Più ci sarà programmazione e più la città riuscirà a uscire dalla sabbia che la tiene ferma al palo. Il problema è però la quantità di sabbia dentro ognuno di noi. E ce n’è sicuramente dentro Chiara Frontini e dentro gli uomini e le donne della sua maggioranza. Quando iniziò questa nuova amministrazione scrivemmo una lettera al sindaco per chiederle di “governare contro la città” i primi anni del mandato. Questo perché la politica che guarda al consenso non riuscirà mai davvero a cambiare una città. Non può cambiarla perché quello che c’è oggi è l’equilibrio di piccoli interessi e rendite di posizione che nessuno vorrebbe mai mettere in gioco.
Se segui i mille desideri di ognuno non farai altro che sprecare tutte le energie e non farai mai quello che hai in mente. La situazione, quando si parla dell’amministrazione di una città, è poi resa ancora più pesante dalla macchina amministrativa che si ha a disposizione. Anche lì mille posizioni e piccoli “vizi” da non calpestare. Alla fine della fiera le opzioni sono due: fare il meno possibile per evitare continui attriti o andare dritti e cercare di modificare, si spera in meglio, il tutto.

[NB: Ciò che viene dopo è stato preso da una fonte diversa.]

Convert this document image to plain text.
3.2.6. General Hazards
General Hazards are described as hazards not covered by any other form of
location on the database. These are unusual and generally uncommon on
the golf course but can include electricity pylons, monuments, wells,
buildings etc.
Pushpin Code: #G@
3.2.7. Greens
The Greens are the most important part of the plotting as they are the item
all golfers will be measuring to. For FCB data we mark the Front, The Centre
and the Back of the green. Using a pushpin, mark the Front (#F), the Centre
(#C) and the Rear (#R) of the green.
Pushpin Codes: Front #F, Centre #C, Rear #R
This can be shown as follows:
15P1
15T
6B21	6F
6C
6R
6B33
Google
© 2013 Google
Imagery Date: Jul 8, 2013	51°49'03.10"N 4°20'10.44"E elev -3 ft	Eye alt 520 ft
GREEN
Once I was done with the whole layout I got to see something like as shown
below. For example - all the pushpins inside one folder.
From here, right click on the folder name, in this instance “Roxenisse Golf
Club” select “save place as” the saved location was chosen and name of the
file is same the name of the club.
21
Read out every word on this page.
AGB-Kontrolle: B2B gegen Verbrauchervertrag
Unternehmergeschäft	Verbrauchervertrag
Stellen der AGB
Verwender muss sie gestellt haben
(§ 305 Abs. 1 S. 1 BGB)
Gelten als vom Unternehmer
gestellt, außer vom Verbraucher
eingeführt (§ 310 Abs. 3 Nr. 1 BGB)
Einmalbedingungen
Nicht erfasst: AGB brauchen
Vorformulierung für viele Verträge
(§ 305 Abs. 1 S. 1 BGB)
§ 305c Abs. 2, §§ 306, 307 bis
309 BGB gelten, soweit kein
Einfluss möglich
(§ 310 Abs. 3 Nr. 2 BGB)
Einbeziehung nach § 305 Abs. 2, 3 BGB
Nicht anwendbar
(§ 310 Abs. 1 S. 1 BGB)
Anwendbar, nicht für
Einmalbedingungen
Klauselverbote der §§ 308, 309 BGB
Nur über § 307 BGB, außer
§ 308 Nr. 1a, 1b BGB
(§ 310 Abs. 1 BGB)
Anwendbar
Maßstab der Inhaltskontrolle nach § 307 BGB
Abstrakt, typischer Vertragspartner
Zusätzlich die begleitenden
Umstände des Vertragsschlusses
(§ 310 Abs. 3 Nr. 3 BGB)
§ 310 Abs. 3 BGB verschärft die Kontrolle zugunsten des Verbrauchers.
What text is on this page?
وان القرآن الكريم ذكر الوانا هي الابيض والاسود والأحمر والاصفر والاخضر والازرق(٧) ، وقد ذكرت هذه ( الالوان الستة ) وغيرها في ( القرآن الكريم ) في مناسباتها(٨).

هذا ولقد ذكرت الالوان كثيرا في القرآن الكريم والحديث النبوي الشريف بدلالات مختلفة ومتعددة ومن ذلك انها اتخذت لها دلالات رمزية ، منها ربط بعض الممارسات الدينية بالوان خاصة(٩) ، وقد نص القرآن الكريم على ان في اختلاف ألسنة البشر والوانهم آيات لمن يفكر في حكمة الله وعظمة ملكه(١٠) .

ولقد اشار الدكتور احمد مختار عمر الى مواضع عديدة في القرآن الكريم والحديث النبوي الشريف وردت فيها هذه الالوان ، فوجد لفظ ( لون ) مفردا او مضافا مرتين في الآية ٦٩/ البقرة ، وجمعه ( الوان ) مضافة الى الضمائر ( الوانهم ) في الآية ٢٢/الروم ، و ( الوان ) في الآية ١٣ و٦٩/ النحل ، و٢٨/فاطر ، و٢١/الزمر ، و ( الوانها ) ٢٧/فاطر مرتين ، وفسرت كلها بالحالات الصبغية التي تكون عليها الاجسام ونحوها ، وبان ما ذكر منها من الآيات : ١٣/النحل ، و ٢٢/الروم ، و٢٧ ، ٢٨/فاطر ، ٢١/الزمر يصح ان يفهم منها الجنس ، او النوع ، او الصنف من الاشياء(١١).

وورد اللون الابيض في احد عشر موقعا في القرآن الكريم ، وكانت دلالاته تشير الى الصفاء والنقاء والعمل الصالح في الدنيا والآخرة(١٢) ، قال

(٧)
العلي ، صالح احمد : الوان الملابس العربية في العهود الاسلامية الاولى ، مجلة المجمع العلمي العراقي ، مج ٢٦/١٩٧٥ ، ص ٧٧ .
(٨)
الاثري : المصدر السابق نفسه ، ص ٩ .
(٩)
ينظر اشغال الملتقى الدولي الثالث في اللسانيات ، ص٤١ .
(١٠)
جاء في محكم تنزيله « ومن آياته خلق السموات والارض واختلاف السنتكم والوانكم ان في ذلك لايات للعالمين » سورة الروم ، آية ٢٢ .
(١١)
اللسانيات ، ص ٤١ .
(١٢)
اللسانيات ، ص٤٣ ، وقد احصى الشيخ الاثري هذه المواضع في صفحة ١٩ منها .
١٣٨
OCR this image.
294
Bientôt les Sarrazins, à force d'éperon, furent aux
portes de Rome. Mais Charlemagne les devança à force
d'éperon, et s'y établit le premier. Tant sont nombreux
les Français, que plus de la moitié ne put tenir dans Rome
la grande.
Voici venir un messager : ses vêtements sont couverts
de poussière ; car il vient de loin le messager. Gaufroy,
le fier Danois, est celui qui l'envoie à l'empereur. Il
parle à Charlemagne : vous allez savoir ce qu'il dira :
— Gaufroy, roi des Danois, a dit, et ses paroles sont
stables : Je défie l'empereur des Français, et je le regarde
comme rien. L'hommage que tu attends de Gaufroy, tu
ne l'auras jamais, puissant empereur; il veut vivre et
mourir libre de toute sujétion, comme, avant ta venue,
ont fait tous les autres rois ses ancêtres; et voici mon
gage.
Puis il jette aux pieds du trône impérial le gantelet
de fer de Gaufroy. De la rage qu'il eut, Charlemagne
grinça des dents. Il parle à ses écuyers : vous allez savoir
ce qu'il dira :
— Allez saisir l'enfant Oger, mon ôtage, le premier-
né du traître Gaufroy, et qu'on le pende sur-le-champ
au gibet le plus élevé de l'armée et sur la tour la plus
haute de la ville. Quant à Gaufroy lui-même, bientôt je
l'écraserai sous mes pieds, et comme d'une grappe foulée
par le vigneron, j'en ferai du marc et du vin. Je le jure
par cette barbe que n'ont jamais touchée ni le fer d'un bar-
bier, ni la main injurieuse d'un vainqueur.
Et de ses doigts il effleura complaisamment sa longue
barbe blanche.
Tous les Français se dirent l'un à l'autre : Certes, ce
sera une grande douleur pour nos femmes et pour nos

Questa amministrazione è al suo primo bilancio e forse dentro c’è un’idea di città in embrione. Tutta da vedere quale sarà l’evoluzione e molto dipenderà da quanto sarà il coraggio. Per il sindaco Frontini si apre la stagione in cui parlare con il linguaggio dei fatti, sapendo di essere accerchiata da vecchie dinamiche e con un occhio attento ai camaleonti pronti a cambiare a ogni giro colore di pelle per continuare a fare quello che hanno sempre fatto. E proprio lì che potrebbero annidarsi le maggiori insidie. La maggiore quantità di sabbia.